Herkes yavaş yavaş odadan çıkarken, Can aklımdan geçirdiklerim yüzünden beni azarlamış ve herkesle birlikte odadan çıkmıştı.
Aklımdan geçirdiklerim ise çok zararsız şeylerdi.
Mesela Mert'i kendime yaklaştırmak için neler yapabileceğimi düşünüyordum. Çünkü bana uzak hissettiriyordu. Evet, düşüncelerim saçmaydı ama öyle hissediyordum. Yapabilecek pek bir şeyim yoktu.
Bu konuyu düşünürken Eyban bana şu baklava açma, pardon muhafız kıyafeti kuralını anlatıyordu.
Aklıma bir fikir gelmişti. Mert'i delirtmek için muhafızlarımı kullanacaktım. Eninde sonunda delirecek ve aramız biraz olsun düzelmiş olacaktı. Evet bu harika bir fikirdi ama işte Can tarafından bu düşüncelerim yüzünden azarlanmıştım ama tabi beni yıldıramazdı.
Onlar çıkınca güzel bir duş almıştım ve plan yapmıştım. Güzel ve dekolteli elbiselerimden birini giyip birkaç muhafız çağıracaktım. Hem zaten bu odaya zorla kapatılmıştım. Bunun acısını çıkarmaya hakkım vardı. Muhafızları da yeni muhafız giysisi tasarlayacağımı söyleyerek çağıracaktım. O zaman zarfında da mutlaka Mert gelecekti.

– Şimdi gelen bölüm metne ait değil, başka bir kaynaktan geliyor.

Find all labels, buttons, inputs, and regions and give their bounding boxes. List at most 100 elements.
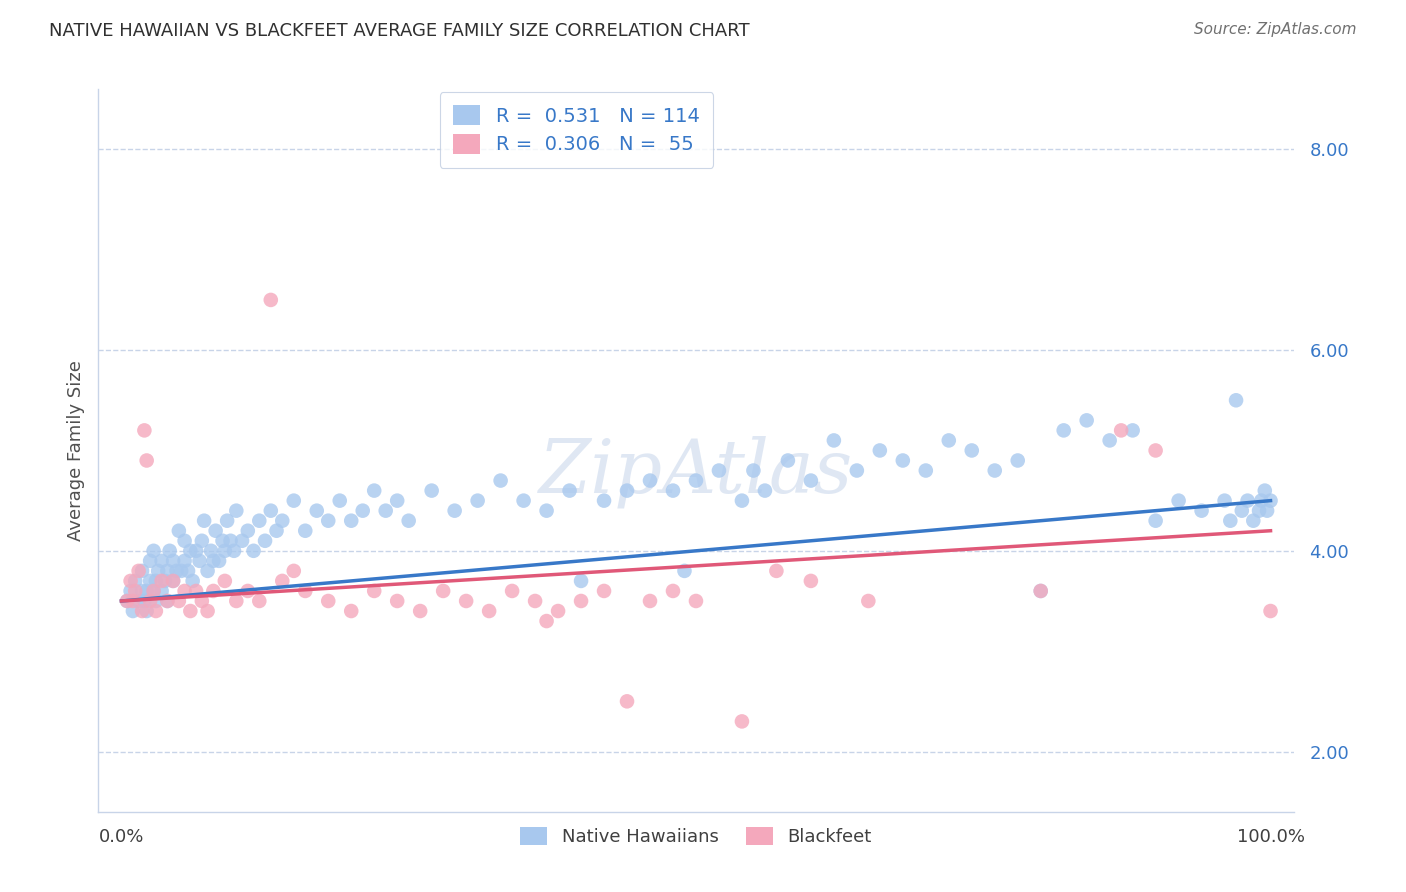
Point: [673, 564, 696, 578]
Point: [707, 464, 730, 478]
Point: [1029, 583, 1052, 598]
Point: [569, 594, 592, 608]
Point: [191, 533, 214, 548]
Point: [536, 614, 558, 628]
Point: [236, 524, 259, 538]
Point: [294, 524, 316, 538]
Point: [1250, 493, 1272, 508]
Point: [984, 464, 1007, 478]
Point: [254, 533, 277, 548]
Point: [616, 483, 638, 498]
Point: [558, 483, 581, 498]
Point: [1076, 413, 1098, 427]
Point: [294, 583, 316, 598]
Point: [283, 493, 305, 508]
Point: [385, 594, 409, 608]
Point: [181, 574, 204, 588]
Point: [398, 514, 420, 528]
Point: [217, 514, 239, 528]
Point: [131, 564, 153, 578]
Point: [142, 583, 165, 598]
Point: [524, 594, 547, 608]
Point: [166, 564, 188, 578]
Point: [638, 474, 661, 488]
Point: [128, 594, 150, 608]
Point: [316, 594, 339, 608]
Point: [1225, 393, 1247, 408]
Point: [1144, 443, 1167, 458]
Point: [162, 554, 184, 568]
Point: [225, 503, 247, 517]
Point: [363, 583, 385, 598]
Point: [1241, 514, 1264, 528]
Point: [173, 583, 195, 598]
Point: [145, 574, 167, 588]
Point: [179, 543, 201, 558]
Point: [202, 554, 225, 568]
Point: [134, 423, 156, 437]
Point: [139, 594, 162, 608]
Point: [329, 493, 352, 508]
Point: [150, 554, 173, 568]
Point: [214, 574, 236, 588]
Point: [765, 564, 787, 578]
Point: [512, 493, 534, 508]
Point: [340, 604, 363, 618]
Point: [145, 604, 167, 618]
Point: [352, 503, 374, 517]
Point: [443, 503, 465, 517]
Point: [467, 493, 489, 508]
Text: NATIVE HAWAIIAN VS BLACKFEET AVERAGE FAMILY SIZE CORRELATION CHART: NATIVE HAWAIIAN VS BLACKFEET AVERAGE FAM…: [49, 22, 749, 40]
Point: [115, 594, 138, 608]
Point: [1256, 503, 1278, 517]
Point: [162, 574, 184, 588]
Point: [662, 583, 685, 598]
Point: [823, 434, 845, 448]
Point: [202, 583, 225, 598]
Point: [135, 453, 157, 467]
Point: [731, 493, 754, 508]
Point: [569, 574, 592, 588]
Point: [122, 594, 145, 608]
Point: [188, 554, 211, 568]
Point: [173, 554, 195, 568]
Point: [236, 583, 259, 598]
Point: [1109, 423, 1132, 437]
Point: [219, 533, 242, 548]
Point: [162, 574, 184, 588]
Point: [800, 474, 823, 488]
Legend: Native Hawaiians, Blackfeet: Native Hawaiians, Blackfeet: [513, 820, 879, 854]
Point: [1260, 604, 1282, 618]
Point: [374, 503, 396, 517]
Point: [340, 514, 363, 528]
Point: [489, 474, 512, 488]
Point: [170, 564, 193, 578]
Point: [167, 594, 190, 608]
Point: [122, 604, 145, 618]
Point: [845, 464, 868, 478]
Point: [305, 503, 328, 517]
Y-axis label: Average Family Size: Average Family Size: [66, 360, 84, 541]
Point: [1053, 423, 1076, 437]
Point: [120, 574, 142, 588]
Point: [124, 583, 146, 598]
Point: [197, 564, 219, 578]
Point: [1007, 453, 1029, 467]
Point: [142, 583, 165, 598]
Point: [225, 594, 247, 608]
Point: [638, 594, 661, 608]
Point: [266, 524, 288, 538]
Point: [685, 474, 707, 488]
Point: [914, 464, 936, 478]
Point: [731, 714, 754, 729]
Point: [135, 583, 157, 598]
Point: [153, 574, 176, 588]
Point: [501, 583, 523, 598]
Point: [1260, 493, 1282, 508]
Point: [200, 543, 222, 558]
Point: [1098, 434, 1121, 448]
Point: [211, 533, 233, 548]
Point: [139, 554, 162, 568]
Point: [938, 434, 960, 448]
Point: [179, 604, 201, 618]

Heyecanla hazırlandım. Güzel bir mor dekolteli elbisemi giydim ve kapıdaki muhafızlardan birinden 5 tane muhafız çağırmalarını istedim. Muhafız bana şaşkınca bakınca, "Muhafız giysilerini düzenleyeceğim." Dedim sakince. Daha sonra ise, içeri girdim ve birkaç renk bulup salona geçtim.
Muhafızlar gelince de onları oraya yönlendirdim ve karşılarına oturup bir süre elimdekilerle onları izledim. Bir yandan onların baklavalarını süzerken bir yandan elimdeki renkleri onlara doğru oturduğum yerden tutuyor ve renk seçiyormuş gibi yapıyordum.
Ben de akıllıymışım. Hem eşime bakacağım hem de etrafım erkek dolacak. Baklava cenneti diye buna denir.
Diye düşünürken pat diye içeri Mert girdi ve ben donup kaldım.
"Miray burada neler oluyor?" diye sordu sinirle bir bana bir muhafızlara bakarak.
"Ben yeni muhafız renklerini seçiyordum." Dedim elimdeki renk kataloğunu göstererek masumca.
"Miray!" dedi sinirle ve odadaki muhafızlara dönüp, "Dışarı!" dedi sinirle.
Muhafızlar hemen korku ile ikimize de reverans yapıp dışarı çıktılar.
"Ne yaptığını sanıyorsun?" diye sordum sinirle.
"Hayallerine el koyuyorum güzelim." Dedi sinirle gülümseyerek.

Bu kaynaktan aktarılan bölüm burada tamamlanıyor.